Dalam khazanah antropologi Indonesia, kebudayaan dalam
perspektif klasik pernah didefinisikan oleh Koentjaraningrat sebagai
keseluruhan sistem gagasan, tindakan, dan hasil karya manusia dalam rangka
kehidupan masyarakat yang dijadikan milik diri manusia yang diperoleh dengan
cara belajar. Dalam pengertian tersebut, kebudayaan mencakup segala hal yang
merupakan keseluruhan hasil cipta, karsa, dan karya manusia, termasuk di
dalamnya benda-benda hasil kreativitas/ciptaan manusia. Namun dalam perspektif
antropologi yang lebih kontemporer, kebudayaan didefinisikan sebagai suatu
sistem simbol dan makna dalam sebuah masyarakat manusia yang di dalamnya
terdapat norma-norma dan nilai-nilai tentang hubungan sosial dan perilaku yang
menjadi identitas dari masyarakat bersangkutan.[7]
Menurut Djojodigoena dalam bukunya Asas-asas Sosiologi (1985) mengatakan
bahwa budaya adalah daya dari budi yang berupa cipta, karsa dan rasa.[8]
Cipta adalah kerinduan manusia untuk mengetahui rahasia segala hal yang ada
dalam pengalaman lahir dan batin. Hasil cipta berupa berbagai ilmu pengetahuan
bersumber pada kenyataan yang ada. Karsa adalah kerinduan manusia untuk
menginsyafi sangkan paran, yakni dari
mana manusia sebelum lahir (sangkan),
dan kemana manusia sesudah mati (paran).
Lalu muncullah berbagai sistem kepercayaan dan agama. Rasa adalah kerinduan
manusia akan keindahan, sehingga menimbulkan dorongan untuk menikmati
keindahan. Manusia merindukan keindahan dan menolak sesuatu yang buruk.

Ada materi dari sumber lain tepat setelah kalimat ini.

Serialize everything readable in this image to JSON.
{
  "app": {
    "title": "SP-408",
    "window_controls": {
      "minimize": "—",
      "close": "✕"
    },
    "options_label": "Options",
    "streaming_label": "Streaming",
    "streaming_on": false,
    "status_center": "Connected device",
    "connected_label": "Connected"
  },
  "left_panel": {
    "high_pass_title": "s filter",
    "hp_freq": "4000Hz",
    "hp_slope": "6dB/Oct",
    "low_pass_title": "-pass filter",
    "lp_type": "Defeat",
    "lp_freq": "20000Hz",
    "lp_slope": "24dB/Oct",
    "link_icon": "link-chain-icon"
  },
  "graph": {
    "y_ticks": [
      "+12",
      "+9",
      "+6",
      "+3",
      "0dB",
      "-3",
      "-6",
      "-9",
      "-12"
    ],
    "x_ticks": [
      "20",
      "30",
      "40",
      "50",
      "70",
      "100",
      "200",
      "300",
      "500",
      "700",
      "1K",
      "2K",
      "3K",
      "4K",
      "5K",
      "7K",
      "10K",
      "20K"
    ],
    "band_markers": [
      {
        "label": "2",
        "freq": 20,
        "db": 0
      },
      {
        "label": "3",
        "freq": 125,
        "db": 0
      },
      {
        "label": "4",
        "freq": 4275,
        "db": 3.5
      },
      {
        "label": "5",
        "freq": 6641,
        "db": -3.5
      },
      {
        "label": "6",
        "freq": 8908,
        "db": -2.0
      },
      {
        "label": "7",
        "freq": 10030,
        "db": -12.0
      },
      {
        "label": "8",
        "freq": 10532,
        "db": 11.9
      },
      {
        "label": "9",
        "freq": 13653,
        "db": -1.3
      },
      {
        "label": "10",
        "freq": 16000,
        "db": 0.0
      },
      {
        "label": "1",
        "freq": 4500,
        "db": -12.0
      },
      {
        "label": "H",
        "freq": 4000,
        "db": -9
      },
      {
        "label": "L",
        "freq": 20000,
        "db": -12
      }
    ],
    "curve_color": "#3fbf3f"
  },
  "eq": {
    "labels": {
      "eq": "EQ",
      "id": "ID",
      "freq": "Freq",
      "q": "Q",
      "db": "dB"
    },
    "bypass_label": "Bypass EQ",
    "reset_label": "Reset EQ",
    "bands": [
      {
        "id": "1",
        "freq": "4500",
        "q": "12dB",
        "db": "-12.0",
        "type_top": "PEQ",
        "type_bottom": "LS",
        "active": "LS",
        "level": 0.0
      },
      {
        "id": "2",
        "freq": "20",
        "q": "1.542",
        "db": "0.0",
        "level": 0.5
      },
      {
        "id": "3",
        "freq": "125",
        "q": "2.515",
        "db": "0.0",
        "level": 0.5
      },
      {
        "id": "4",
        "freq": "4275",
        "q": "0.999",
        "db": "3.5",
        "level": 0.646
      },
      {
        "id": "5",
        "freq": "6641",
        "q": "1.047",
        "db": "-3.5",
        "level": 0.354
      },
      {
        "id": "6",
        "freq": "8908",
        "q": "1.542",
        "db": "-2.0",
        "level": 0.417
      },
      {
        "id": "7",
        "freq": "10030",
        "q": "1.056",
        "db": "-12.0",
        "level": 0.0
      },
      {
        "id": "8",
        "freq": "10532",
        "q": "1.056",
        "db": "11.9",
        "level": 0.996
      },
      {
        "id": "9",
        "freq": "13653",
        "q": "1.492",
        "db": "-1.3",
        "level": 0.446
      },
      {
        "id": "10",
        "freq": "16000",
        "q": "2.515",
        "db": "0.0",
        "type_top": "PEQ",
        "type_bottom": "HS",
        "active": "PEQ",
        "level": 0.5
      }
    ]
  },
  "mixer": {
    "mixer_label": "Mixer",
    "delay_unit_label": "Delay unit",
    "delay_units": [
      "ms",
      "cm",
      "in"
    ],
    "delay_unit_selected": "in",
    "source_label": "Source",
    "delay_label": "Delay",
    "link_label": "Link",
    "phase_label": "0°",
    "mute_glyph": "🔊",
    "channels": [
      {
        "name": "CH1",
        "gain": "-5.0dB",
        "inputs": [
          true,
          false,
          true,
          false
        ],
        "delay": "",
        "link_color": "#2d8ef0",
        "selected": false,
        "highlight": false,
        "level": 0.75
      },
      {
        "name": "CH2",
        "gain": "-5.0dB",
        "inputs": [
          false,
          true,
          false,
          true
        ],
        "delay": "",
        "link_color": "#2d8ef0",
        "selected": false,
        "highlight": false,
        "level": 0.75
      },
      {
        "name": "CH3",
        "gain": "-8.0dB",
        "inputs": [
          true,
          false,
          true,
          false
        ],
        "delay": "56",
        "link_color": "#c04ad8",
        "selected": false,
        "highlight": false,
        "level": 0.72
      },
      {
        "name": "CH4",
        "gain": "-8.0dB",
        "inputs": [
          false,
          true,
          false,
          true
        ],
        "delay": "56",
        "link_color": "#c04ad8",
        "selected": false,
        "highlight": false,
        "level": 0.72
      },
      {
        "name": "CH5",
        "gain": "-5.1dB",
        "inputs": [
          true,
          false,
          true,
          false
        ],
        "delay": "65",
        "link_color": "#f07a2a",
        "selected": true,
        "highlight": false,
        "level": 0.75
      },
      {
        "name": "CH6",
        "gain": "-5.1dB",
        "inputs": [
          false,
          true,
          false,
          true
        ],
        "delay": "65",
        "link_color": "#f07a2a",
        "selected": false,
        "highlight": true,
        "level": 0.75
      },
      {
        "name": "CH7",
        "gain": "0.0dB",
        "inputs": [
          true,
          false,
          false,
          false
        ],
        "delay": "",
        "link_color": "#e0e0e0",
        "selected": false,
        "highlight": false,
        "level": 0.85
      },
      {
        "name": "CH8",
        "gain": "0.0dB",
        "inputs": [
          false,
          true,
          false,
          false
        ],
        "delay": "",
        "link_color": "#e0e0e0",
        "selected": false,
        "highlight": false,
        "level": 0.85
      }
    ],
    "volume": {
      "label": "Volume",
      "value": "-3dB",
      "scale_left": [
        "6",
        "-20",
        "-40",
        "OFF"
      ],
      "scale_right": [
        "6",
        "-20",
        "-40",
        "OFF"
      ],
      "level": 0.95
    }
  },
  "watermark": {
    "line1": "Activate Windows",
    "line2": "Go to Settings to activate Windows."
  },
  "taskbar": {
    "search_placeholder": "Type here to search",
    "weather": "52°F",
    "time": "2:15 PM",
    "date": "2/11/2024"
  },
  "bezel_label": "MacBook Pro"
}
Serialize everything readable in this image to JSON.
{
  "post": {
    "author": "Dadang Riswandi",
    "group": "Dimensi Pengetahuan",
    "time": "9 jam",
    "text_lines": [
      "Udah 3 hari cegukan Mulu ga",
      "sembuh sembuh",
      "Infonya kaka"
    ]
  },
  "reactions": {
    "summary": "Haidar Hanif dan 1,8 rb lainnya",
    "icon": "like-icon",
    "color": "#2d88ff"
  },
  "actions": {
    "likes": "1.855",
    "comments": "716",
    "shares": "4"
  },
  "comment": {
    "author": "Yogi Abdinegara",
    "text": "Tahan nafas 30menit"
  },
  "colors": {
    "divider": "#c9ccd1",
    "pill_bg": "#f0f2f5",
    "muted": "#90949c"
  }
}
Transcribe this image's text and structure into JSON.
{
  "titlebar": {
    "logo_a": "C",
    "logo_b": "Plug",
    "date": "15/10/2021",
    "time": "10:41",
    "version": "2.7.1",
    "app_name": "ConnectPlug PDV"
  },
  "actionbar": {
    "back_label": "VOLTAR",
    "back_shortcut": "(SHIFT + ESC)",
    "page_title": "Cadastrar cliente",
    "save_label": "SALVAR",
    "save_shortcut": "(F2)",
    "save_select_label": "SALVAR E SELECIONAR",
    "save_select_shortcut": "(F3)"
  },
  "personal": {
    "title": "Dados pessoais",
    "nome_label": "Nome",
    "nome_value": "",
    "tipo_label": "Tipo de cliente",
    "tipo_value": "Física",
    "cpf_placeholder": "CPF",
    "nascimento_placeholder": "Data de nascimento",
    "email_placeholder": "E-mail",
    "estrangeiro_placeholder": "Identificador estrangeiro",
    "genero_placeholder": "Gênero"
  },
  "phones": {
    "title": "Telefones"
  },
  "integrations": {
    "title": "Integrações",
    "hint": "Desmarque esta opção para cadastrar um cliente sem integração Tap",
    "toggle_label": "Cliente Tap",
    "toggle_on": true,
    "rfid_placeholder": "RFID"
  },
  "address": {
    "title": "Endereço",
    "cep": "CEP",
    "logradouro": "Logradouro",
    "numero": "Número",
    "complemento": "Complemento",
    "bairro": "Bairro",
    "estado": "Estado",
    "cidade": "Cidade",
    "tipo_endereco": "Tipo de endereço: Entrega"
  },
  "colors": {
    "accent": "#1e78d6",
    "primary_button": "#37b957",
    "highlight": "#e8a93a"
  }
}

Buah
perkembangan rasa terjelma dalam berbagai bentuk norma keindahan yang kemudian
menghasilkan berbagai macam kesenian.
Kebudayaan dapat dibagi menjadi 3 macam dilihat dari keadaan
jenis-jenisnya, yaitu: 1) hidup-kebatinan manusia, yaitu yang menimbulkan
tertib damainya hidup masyarakat dengan adat-istiadatnya yang halus dan indah;
tertib damainya pemerintahan negeri; tertib damainya agama atau ilmu kebatinan
dan kesusilaan; 2) angan-angan manusia, yaitu yang dapat menimbulkan keluhuran
bahasa, kesusasteraan dan kesusilaan; 3) kepandaian manusia, yaitu yang
menimbulkan macam-macam kepandaian tentang perusahaan tanah, perniagaan,
kerajinan, pelayaran, hubungan lalu-lintas, kesenian yang berjenis-jenis;
semuanya bersifat indah.[9]
Sementara itu, sebagai suatu istilah, “identitas nasional”
dibentuk oleh dua kata, yaitu “identitas” dan “nasional”. Identitas dapat
diartikan sebagai ciri, tanda atau jatidiri, sedangkan “nasional” dalam konteks ini berarti
kebangsaan. Dengan demikian, identitas nasional dapat diartikan sebagai
jatidiri nasional atau kepribadian nasional. Jatidiri nasional suatu bangsa
tentu berbeda dengan jatidiri bangsa lain. Ini disebabkan oleh perbedaan latar
belakang sejarah, kebudayaan, maupun geografi. Jatidiri nasional bangsa Indonesia terbentuk karena rakyat Indonesia
memiliki pengalaman sejarah yang sama. Pengalaman sejarah yang sama itu dapat
menumbuhkan kesadaran kebangsaan yang
kemudian pada ujungnya melahirkan identitas nasional.[10]
Lahirnya identitas nasional suatu bangsa tidak dapat
dilepaskan dari dukungan faktor objektif, yaitu faktor-faktor yang berkaitan
dengan geografis-ekologis dan demografis; dan faktor subjektif, yaitu faktor-faktor
historis, politik, sosial dan kebudayaan yang dimiliki bangsa itu.[11]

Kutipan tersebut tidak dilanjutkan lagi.